XV. Перед воротами — стража: драконы с огненными глазами и клыкастый пес, которого язычники называли Кербером, страшно сказать, какой свирепый и ужасный, а с внутренней их стороны, подобные теням, мрачного вида привратники с отвратительными лицами, все обросшие и страшно худые, словно только что спустились сюда прямо из разбойничьего вертепа в горах. Хотя вид их был так устрашающ, заметив моих проводников, они услужливо открыли ворота. Кербер, виляя во все стороны хвостом, приветливо завизжал, драконы зашипели умиротворенно, и мои проводники повели меня, уже совершенно покорного. Да и как мне было сопротивляться, когда я нигде не мог найти поддержки и был обречен на страшное и неведомое мне существование? Едва я ступил за ворота, привратники, пристально взглянув на меня, сказали: «Это — тот
самый, о ком вчера говорили у Эака и Миноса, что он, потеряв одну из составных частей своего тела, желчь, и обходясь остальными тремя, остается на земле вопреки учению Гиппократа, Асклепия и всего врачебного сонма.

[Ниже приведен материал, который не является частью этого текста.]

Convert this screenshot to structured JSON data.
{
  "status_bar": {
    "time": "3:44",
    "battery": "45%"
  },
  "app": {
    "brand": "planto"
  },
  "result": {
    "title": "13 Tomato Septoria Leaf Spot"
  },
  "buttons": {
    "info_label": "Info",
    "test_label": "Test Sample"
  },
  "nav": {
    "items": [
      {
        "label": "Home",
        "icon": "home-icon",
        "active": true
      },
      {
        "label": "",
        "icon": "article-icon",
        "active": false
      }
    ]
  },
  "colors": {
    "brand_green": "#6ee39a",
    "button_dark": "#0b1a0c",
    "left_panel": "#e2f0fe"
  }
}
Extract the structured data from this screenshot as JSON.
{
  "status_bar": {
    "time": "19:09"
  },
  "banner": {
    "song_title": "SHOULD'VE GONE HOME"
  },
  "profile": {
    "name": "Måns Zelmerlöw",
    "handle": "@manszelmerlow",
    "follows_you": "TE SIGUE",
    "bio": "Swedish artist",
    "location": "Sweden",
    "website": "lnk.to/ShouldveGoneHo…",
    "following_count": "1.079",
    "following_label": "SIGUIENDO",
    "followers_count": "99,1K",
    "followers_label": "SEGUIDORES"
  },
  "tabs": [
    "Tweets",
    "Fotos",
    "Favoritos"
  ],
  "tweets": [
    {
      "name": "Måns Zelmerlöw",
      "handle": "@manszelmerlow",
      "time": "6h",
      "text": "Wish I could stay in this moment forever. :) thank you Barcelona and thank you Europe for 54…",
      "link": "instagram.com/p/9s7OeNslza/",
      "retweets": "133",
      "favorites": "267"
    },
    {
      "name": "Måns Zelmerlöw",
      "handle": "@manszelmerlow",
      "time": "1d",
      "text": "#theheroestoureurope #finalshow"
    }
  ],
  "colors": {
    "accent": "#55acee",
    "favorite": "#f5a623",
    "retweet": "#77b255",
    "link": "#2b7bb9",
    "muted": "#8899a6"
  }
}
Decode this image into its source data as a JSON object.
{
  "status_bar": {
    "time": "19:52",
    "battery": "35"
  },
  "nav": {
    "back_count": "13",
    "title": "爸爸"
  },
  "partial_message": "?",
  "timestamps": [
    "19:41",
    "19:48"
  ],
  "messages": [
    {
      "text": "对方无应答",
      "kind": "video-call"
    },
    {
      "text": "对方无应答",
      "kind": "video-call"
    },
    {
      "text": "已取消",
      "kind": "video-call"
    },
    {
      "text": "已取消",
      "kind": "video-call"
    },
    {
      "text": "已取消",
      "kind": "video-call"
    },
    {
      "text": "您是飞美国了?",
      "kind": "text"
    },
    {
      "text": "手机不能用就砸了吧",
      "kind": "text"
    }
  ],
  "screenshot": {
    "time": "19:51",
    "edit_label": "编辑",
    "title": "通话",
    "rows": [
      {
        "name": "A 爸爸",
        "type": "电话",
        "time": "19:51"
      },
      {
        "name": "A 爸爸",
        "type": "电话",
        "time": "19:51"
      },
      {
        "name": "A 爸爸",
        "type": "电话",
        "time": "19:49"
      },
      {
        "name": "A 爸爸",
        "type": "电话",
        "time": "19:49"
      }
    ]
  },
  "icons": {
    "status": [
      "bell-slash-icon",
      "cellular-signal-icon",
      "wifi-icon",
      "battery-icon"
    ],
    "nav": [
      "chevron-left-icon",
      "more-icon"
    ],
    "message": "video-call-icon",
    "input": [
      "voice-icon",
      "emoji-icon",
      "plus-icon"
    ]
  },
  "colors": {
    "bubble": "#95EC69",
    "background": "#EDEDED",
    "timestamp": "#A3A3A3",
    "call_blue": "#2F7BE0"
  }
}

Ну, вводи же этого несчастного, позволяющего себе философствовать об особенностях человеческого организма! Ведь где это видано, чтобы смертный, без одного из четырех основных соков, продолжал оставаться на земле и жил земной жизнью?!».

XVI. Кидион: Все это, милый Тимарион, очень страшно, я понимаю, и сам содрогаюсь от одного твоего рассказа. Но как же, скажи, тебе удалось в такой темени рассмотреть лица привратников и как следует разглядеть все остальное?

Тимарион: Аид, друг мой, погружен в полный и бессолнечный мрак, но там пользуются  искусственным  светом — лучинами, угольями, факелами, — это в ходу у простого народа. А те, кто в прежней жизни были имениты и богаты, зажигают лампы и живут при ярком освещении. Мне попадалось много таких, когда я посещал жилища мертвецов и видел их трапезы.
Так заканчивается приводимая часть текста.